Der WeltverbraucherInnentag basiert auf vier Grundrechten der VerbraucherInnen, die erstmals vom ehemaligen US-Präsident John F. Kennedy formuliert wurden: Recht auf Sicherheit, Recht auf Information, Recht auf Entscheidung und das Recht angehört zu werden. Diesen vier von Kennedy initiierten Rechte, wurden im Laufe der Zeit von den VerbraucherInneninitiativen weitere vier Rechte hinzugefügt: Recht auf die Befriedigung der Grundbedürfnisse, Recht auf Entschädigung, Recht auf Bildung und das Recht auf eine unbelastete Umwelt. Zusammen ergeben diese Rechte die philosophische und ideologische Basis, mit der VerbraucherInneninitiativen arbeiten.
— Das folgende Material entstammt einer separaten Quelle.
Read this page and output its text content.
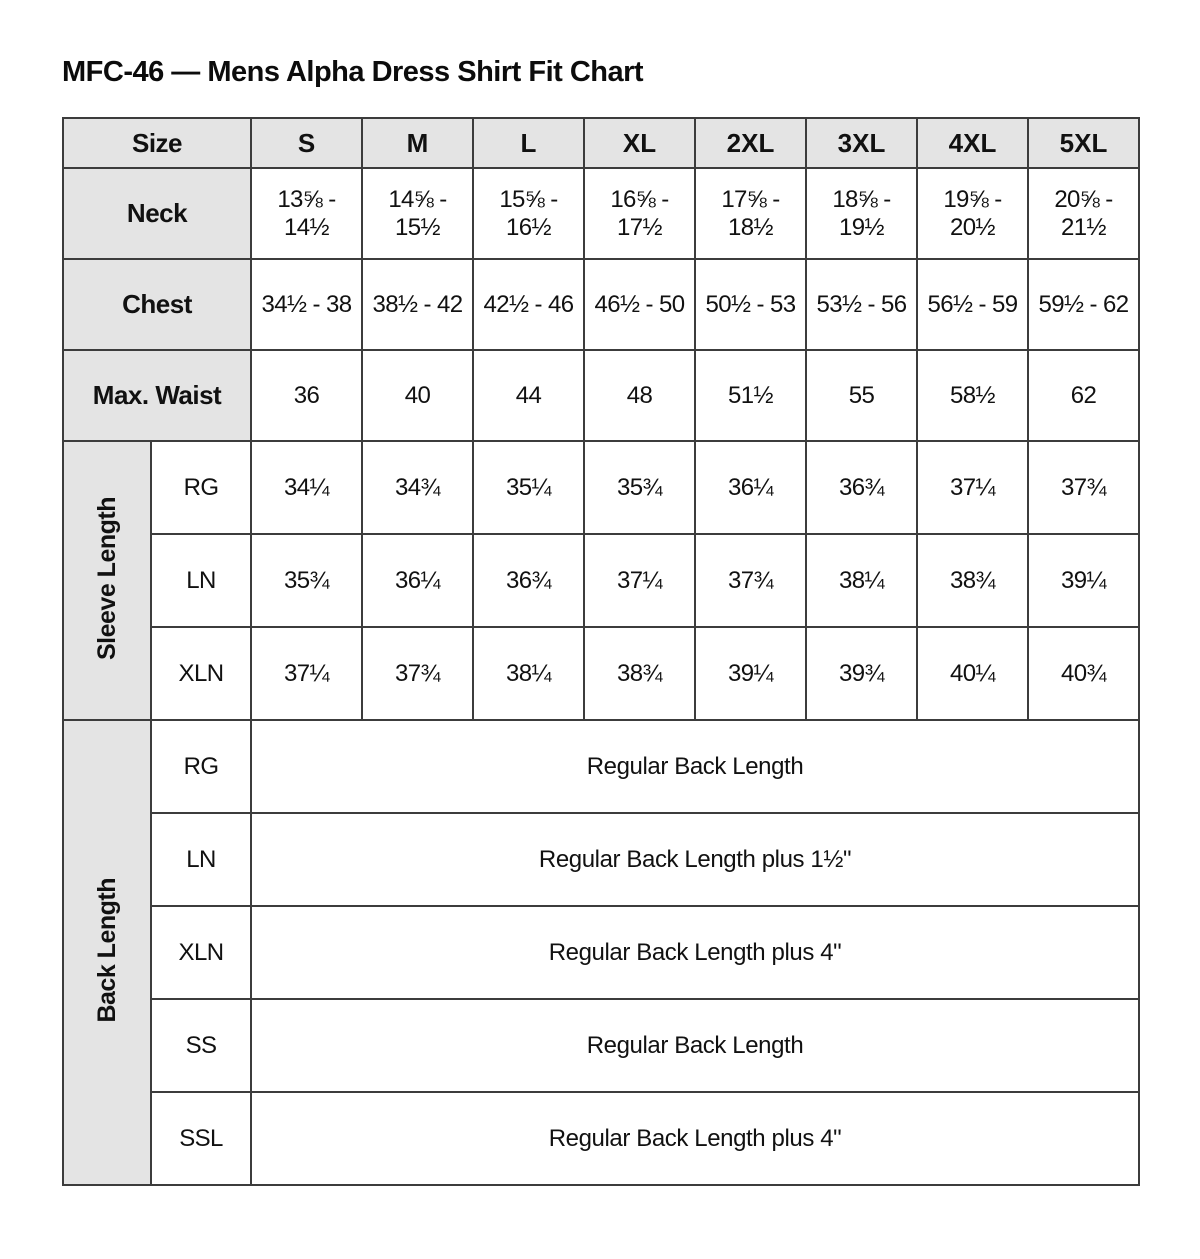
MFC-46 — Mens Alpha Dress Shirt Fit Chart
Size		S	M	L	XL	2XL	3XL	4XL	5XL
Neck		13⅝ - 14½	14⅝ - 15½	15⅝ - 16½	16⅝ - 17½	17⅝ - 18½	18⅝ - 19½	19⅝ - 20½	20⅝ - 21½
Chest		34½ - 38	38½ - 42	42½ - 46	46½ - 50	50½ - 53	53½ - 56	56½ - 59	59½ - 62
Max. Waist		36	40	44	48	51½	55	58½	62
Sleeve Length	RG	34¼	34¾	35¼	35¾	36¼	36¾	37¼	37¾
	LN	35¾	36¼	36¾	37¼	37¾	38¼	38¾	39¼
	XLN	37¼	37¾	38¼	38¾	39¼	39¾	40¼	40¾
Back Length	RG	Regular Back Length							
	LN	Regular Back Length plus 1½"							
	XLN	Regular Back Length plus 4"							
	SS	Regular Back Length							
	SSL	Regular Back Length plus 4"							
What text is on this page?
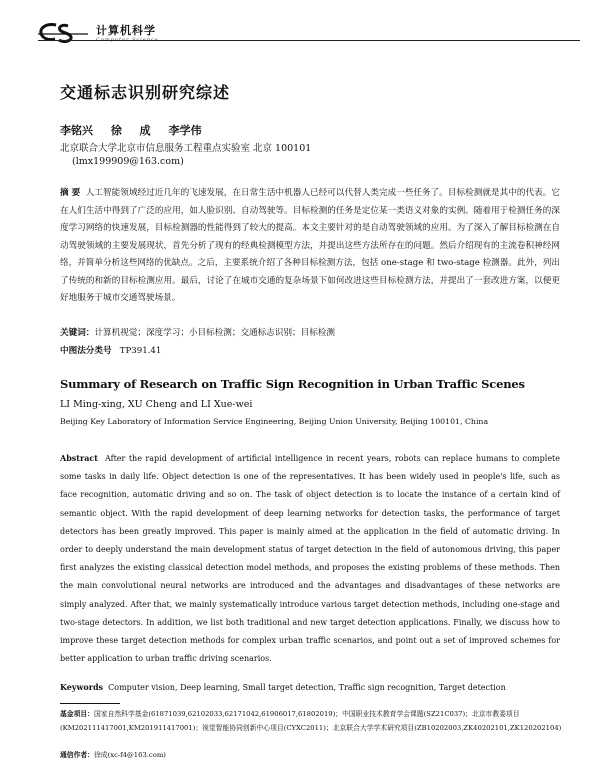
计算机科学
交通标志识别研究综述
李铭兴 徐 成 李学伟
北京联合大学北京市信息服务工程重点实验室 北京 100101
(lmx199909@163.com)
摘 要 人工智能领域经过近几年的飞速发展，在日常生活中机器人已经可以代替人类完成一些任务了。目标检测就是其中的代表。它在人们生活中得到了广泛的应用，如人脸识别、自动驾驶等。目标检测的任务是定位某一类语义对象的实例。随着用于检测任务的深度学习网络的快速发展，目标检测器的性能得到了较大的提高。本文主要针对的是自动驾驶领域的应用。为了深入了解目标检测在自动驾驶领域的主要发展现状，首先分析了现有的经典检测模型方法，并提出这些方法所存在的问题。然后介绍现有的主流卷积神经网络，并简单分析这些网络的优缺点。之后，主要系统介绍了各种目标检测方法，包括 one-stage 和 two-stage 检测器。此外，列出了传统的和新的目标检测应用。最后，讨论了在城市交通的复杂场景下如何改进这些目标检测方法，并提出了一套改进方案，以便更好地服务于城市交通驾驶场景。
关键词：计算机视觉；深度学习；小目标检测；交通标志识别；目标检测
中图法分类号 TP391.41
Summary of Research on Traffic Sign Recognition in Urban Traffic Scenes
LI Ming-xing, XU Cheng and LI Xue-wei
Beijing Key Laboratory of Information Service Engineering, Beijing Union University, Beijing 100101, China
Abstract After the rapid development of artificial intelligence in recent years, robots can replace humans to complete some tasks in daily life. Object detection is one of the representatives. It has been widely used in people's life, such as face recognition, automatic driving and so on. The task of object detection is to locate the instance of a certain kind of semantic object. With the rapid development of deep learning networks for detection tasks, the performance of target detectors has been greatly improved. This paper is mainly aimed at the application in the field of automatic driving. In order to deeply understand the main development status of target detection in the field of autonomous driving, this paper first analyzes the existing classical detection model methods, and proposes the existing problems of these methods. Then the main convolutional neural networks are introduced and the advantages and disadvantages of these networks are simply analyzed. After that, we mainly systematically introduce various target detection methods, including one-stage and two-stage detectors. In addition, we list both traditional and new target detection applications. Finally, we discuss how to improve these target detection methods for complex urban traffic scenarios, and point out a set of improved schemes for better application to urban traffic driving scenarios.
Keywords Computer vision, Deep learning, Small target detection, Traffic sign recognition, Target detection
基金项目：国家自然科学基金(61871039,62102033,62171042,61906017,61802019)；中国职业技术教育学会课题(SZ21C037)；北京市教委项目(KM202111417001,KM201911417001)；视觉智能协同创新中心项目(CYXC2011)；北京联合大学学术研究项目(ZB10202003,ZK40202101,ZK120202104)
通信作者：徐成(xc-f4@163.com)
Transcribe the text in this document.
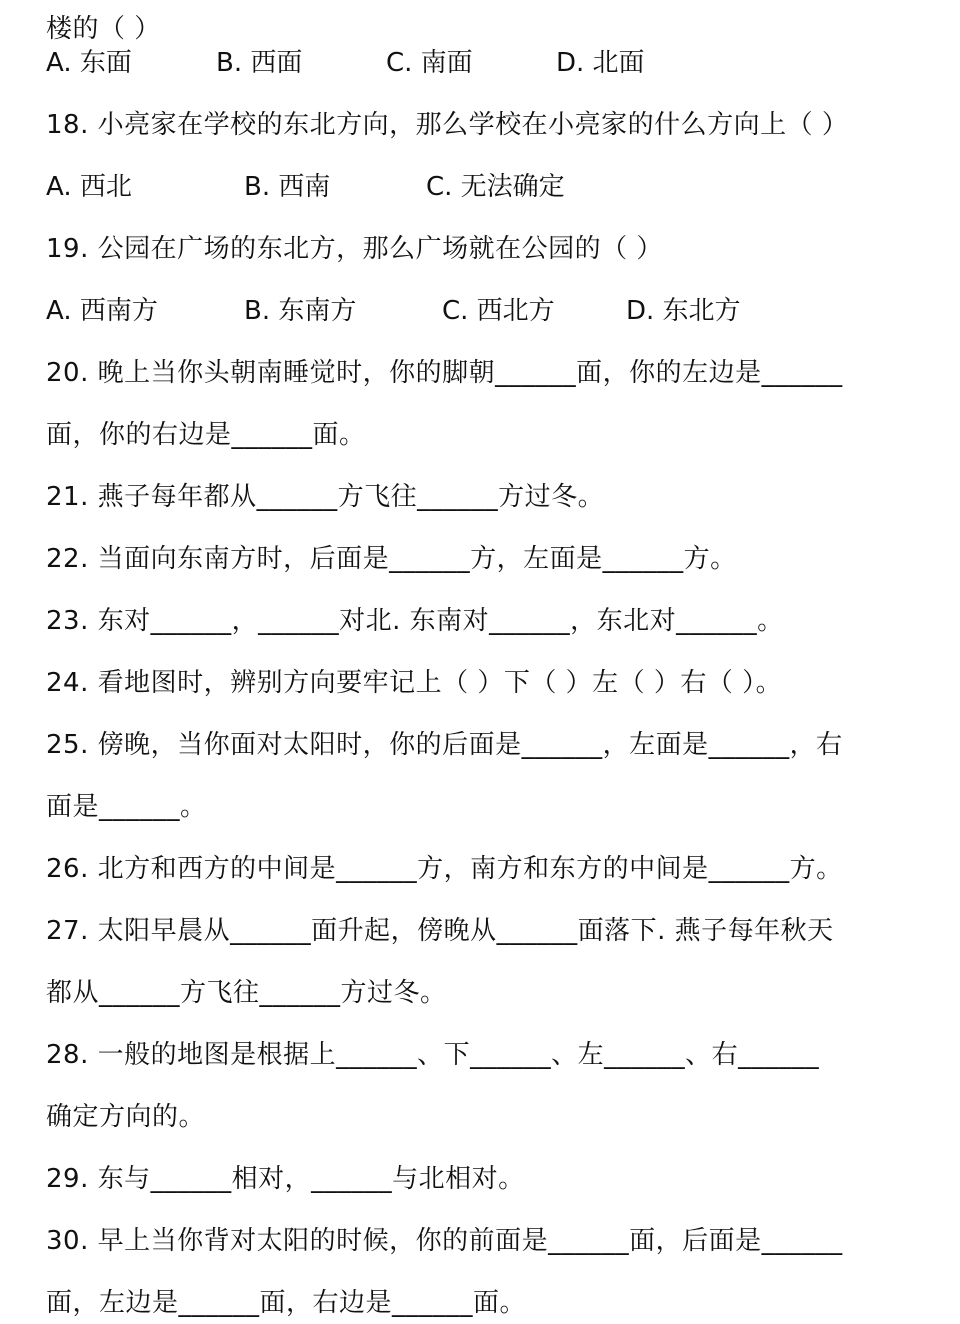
楼的（ ）
A. 东面	B. 西面	C. 南面	D. 北面
18. 小亮家在学校的东北方向，那么学校在小亮家的什么方向上（ ）
A. 西北	B. 西南	C. 无法确定
19. 公园在广场的东北方，那么广场就在公园的（ ）
A. 西南方	B. 东南方	C. 西北方	D. 东北方
20. 晚上当你头朝南睡觉时，你的脚朝______面，你的左边是______
面，你的右边是______面。
21. 燕子每年都从______方飞往______方过冬。
22. 当面向东南方时，后面是______方，左面是______方。
23. 东对______，______对北. 东南对______，东北对______。
24. 看地图时，辨别方向要牢记上（ ）下（ ）左（ ）右（ ）。
25. 傍晚，当你面对太阳时，你的后面是______，左面是______，右
面是______。
26. 北方和西方的中间是______方，南方和东方的中间是______方。
27. 太阳早晨从______面升起，傍晚从______面落下. 燕子每年秋天
都从______方飞往______方过冬。
28. 一般的地图是根据上______、下______、左______、右______
确定方向的。
29. 东与______相对，______与北相对。
30. 早上当你背对太阳的时候，你的前面是______面，后面是______
面，左边是______面，右边是______面。
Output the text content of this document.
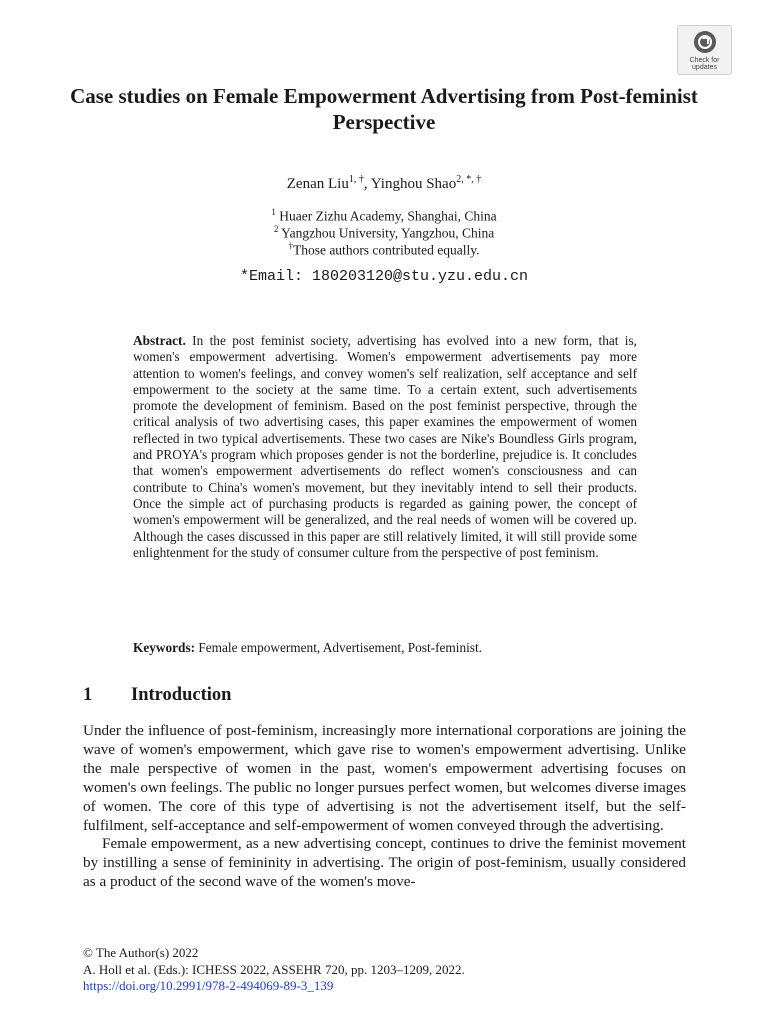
Check for
updates
Case studies on Female Empowerment Advertising from Post-feminist Perspective
Zenan Liu$^{1, \dagger}$, Yinghou Shao$^{2, *, \dagger}$
$^1$ Huaer Zizhu Academy, Shanghai, China
$^2$ Yangzhou University, Yangzhou, China
†Those authors contributed equally.
*Email: 180203120@stu.yzu.edu.cn

Abstract. In the post feminist society, advertising has evolved into a new form, that is, women's empowerment advertising. Women's empowerment advertisements pay more attention to women's feelings, and convey women's self realization, self acceptance and self empowerment to the society at the same time. To a certain extent, such advertisements promote the development of feminism. Based on the post feminist perspective, through the critical analysis of two advertising cases, this paper examines the empowerment of women reflected in two typical advertisements. These two cases are Nike's Boundless Girls program, and PROYA's program which proposes gender is not the borderline, prejudice is. It concludes that women's empowerment advertisements do reflect women's consciousness and can contribute to China's women's movement, but they inevitably intend to sell their products. Once the simple act of purchasing products is regarded as gaining power, the concept of women's empowerment will be generalized, and the real needs of women will be covered up. Although the cases discussed in this paper are still relatively limited, it will still provide some enlightenment for the study of consumer culture from the perspective of post feminism.

Keywords: Female empowerment, Advertisement, Post-feminist.

1 Introduction

Under the influence of post-feminism, increasingly more international corporations are joining the wave of women's empowerment, which gave rise to women's empowerment advertising. Unlike the male perspective of women in the past, women's empowerment advertising focuses on women's own feelings. The public no longer pursues perfect women, but welcomes diverse images of women. The core of this type of advertising is not the advertisement itself, but the self-fulfilment, self-acceptance and self-empowerment of women conveyed through the advertising.

Female empowerment, as a new advertising concept, continues to drive the feminist movement by instilling a sense of femininity in advertising. The origin of post-feminism, usually considered as a product of the second wave of the women's move-

© The Author(s) 2022
A. Holl et al. (Eds.): ICHESS 2022, ASSEHR 720, pp. 1203–1209, 2022.
https://doi.org/10.2991/978-2-494069-89-3_139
Nachdem 1983 der erste WeltverbraucherInnentag begangen wurde, adaptierte auch die UNO 1985 die von den VerbraucherInnen formulierten Rechte in ihre Charta. Dadurch bekam der Verbraucherschutz nicht nur eine wirkliche Legitimität, sondern auch eine weltweite Rechtsgültigkeit. In den USA lautete das Motto zum diesjährigen WeltverbaucherInnentag: „Junk Food Generation. Consumer Rights Campaign to Stopp the marketing of unhelathy food to children.”

Jeder WeltverbraucherInnentag steht unter einem anderen Motto. In der Bundesrepublik lautete das diesjährige Motto „Strom sparen. Konto und Klima schonen“. Die dazu stattgefundenen Aktionen findet man auf den jeweiligen Webseiten der Landesverbraucherzentralen.